To be honest, I generally find chicken thats not in the form of wings pretty boring, but this recipe did the trick. Nothing is worse than dry chicken, so I used tips from Kalyn on how to make juicy grilled chicken breasts...and it worked perfectly! Lot's of marination (did I make that word up?) went into making this chicken, I used a balsamic marinade for the chicken and marinated the tomato and herbs overnight...all of that marinating led to great flavors. One more great aspect of this dish is once I did the marinating the night before, it was very hands off the next night.
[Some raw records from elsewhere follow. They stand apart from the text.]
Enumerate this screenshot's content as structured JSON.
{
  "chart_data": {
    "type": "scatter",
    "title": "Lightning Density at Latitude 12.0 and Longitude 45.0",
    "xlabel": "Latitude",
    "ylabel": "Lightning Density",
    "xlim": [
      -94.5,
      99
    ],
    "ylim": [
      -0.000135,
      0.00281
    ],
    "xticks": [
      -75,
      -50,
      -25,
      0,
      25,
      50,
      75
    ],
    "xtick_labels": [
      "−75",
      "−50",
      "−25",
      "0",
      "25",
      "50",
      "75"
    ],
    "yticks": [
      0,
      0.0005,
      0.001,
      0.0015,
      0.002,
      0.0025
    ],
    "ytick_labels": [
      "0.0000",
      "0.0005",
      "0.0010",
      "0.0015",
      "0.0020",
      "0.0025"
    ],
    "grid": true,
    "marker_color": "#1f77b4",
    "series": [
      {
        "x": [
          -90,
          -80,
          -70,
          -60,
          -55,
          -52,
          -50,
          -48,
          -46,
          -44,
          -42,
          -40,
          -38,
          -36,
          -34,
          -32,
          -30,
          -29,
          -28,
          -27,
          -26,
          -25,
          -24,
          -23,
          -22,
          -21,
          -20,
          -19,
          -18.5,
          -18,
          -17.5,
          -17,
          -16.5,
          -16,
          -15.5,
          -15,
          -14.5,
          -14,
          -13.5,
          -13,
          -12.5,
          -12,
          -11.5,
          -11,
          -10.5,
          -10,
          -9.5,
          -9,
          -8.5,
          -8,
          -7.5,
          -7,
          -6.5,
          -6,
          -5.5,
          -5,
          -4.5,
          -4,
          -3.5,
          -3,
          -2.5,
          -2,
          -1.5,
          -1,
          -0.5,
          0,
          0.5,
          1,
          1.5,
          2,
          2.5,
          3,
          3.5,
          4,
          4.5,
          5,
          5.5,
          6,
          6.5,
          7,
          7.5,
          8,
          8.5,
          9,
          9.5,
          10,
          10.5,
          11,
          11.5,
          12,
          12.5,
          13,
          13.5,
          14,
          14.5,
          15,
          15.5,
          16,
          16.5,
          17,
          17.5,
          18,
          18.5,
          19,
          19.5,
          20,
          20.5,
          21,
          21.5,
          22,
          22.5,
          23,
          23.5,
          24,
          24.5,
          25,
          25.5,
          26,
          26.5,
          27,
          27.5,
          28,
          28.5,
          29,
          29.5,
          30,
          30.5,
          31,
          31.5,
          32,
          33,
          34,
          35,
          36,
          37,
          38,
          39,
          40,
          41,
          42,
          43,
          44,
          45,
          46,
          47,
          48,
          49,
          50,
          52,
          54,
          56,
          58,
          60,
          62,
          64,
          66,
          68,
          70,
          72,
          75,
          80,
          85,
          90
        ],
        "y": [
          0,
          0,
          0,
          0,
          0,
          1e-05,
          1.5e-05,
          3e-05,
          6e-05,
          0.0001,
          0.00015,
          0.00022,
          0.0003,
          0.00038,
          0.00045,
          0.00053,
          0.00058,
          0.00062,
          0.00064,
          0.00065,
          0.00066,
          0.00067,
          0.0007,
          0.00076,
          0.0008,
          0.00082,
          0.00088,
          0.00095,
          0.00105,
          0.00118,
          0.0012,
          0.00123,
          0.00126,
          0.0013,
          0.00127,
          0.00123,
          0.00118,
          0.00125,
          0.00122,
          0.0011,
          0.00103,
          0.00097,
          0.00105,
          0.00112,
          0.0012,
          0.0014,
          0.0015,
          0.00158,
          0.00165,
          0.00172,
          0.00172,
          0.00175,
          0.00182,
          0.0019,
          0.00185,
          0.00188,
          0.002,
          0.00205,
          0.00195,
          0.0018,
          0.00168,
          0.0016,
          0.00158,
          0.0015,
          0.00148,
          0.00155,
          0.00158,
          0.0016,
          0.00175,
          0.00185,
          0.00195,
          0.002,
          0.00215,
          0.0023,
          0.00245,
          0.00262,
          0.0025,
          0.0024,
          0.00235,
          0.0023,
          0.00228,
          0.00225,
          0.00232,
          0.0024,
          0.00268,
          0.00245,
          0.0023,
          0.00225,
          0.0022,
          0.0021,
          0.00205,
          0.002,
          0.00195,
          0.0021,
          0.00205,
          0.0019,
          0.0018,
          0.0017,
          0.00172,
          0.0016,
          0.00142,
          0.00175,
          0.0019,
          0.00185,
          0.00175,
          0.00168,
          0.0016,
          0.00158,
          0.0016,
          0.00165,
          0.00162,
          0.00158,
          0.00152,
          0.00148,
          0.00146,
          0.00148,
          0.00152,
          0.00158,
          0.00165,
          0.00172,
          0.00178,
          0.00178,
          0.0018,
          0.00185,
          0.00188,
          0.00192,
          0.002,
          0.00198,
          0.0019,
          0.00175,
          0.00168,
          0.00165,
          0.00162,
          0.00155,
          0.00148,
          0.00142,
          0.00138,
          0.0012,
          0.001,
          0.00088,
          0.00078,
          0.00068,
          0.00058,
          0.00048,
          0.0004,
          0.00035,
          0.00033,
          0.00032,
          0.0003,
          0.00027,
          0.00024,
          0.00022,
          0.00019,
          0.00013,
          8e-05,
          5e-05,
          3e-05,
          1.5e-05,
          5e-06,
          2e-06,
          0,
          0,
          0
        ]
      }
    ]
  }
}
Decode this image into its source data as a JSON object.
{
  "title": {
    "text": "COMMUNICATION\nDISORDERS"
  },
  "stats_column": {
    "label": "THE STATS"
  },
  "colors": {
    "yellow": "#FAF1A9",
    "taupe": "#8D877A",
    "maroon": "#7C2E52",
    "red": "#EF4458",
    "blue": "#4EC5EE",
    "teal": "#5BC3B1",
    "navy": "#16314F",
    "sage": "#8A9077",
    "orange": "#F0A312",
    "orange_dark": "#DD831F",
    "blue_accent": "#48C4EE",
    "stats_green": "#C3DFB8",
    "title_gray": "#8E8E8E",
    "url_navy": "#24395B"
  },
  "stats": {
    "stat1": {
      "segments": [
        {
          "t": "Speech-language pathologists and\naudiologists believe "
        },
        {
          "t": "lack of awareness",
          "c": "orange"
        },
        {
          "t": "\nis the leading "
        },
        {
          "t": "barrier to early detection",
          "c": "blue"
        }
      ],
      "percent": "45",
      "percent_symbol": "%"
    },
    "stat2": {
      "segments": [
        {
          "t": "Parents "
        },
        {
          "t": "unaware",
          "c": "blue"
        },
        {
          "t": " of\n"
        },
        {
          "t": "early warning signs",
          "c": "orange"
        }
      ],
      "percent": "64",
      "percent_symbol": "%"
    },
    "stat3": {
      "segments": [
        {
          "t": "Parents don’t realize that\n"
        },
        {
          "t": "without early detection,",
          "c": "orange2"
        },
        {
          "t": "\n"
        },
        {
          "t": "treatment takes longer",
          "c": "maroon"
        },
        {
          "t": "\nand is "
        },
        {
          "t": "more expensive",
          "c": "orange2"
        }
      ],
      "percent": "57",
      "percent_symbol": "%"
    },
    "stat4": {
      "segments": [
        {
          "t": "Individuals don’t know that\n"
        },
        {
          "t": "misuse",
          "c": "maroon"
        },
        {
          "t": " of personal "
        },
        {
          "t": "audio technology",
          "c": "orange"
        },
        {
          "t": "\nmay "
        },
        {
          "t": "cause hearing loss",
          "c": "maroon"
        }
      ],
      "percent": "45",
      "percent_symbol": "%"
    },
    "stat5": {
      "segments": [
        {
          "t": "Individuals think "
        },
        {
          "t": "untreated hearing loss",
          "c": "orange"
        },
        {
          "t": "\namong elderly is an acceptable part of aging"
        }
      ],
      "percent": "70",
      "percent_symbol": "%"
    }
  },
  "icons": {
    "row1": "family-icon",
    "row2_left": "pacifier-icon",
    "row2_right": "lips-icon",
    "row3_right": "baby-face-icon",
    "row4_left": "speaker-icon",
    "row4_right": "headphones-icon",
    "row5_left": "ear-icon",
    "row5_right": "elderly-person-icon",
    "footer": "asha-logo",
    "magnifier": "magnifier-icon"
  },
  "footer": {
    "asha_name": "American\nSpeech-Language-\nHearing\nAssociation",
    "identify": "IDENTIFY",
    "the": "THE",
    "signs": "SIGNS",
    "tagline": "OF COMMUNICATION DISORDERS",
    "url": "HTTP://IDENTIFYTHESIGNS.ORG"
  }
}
Next time you're in the mood for a healthy lunch or dinner give this one a go.
For the Chicken
4 boneless chicken breasts
1/2 cup balsamic vinegar
1/3 cup olive oil
2 tablespoons Montreal Steak Seasoning (or something similar)
1/4 cup dijon mustard
1 tablespoon Sriracha
3 garlic cloves, minced
1 teaspoon salt
1 teaspoon ground black pepper
For the Tomato Topping
3 beefsteak tomatoes, diced
15-20 basil leaves, roughly chopped
6 cloves garlic, minced
1 teaspoon dried parsley
1/2 teaspoon dried tarragon
juice form 1/2 lemon
1 tablespoon crushed red pepper flakes
1/2 teaspoon salt
1/2 teaspoon pepper
In a small bowl, whisk together all ingredients in chicken breast marinade (from balsamic vinegar to ground black pepper) and place in large ziploc bag with chicken to marinate in the refrigerator overnight.
In a seperate bowl, combine all ingredients in the tomato topping and marinate in the refrigerator overnight.
The next day, preheat grill to medium high heat. Cook chicken breasts for 8 to 10 minutes or until cooked through (165 F).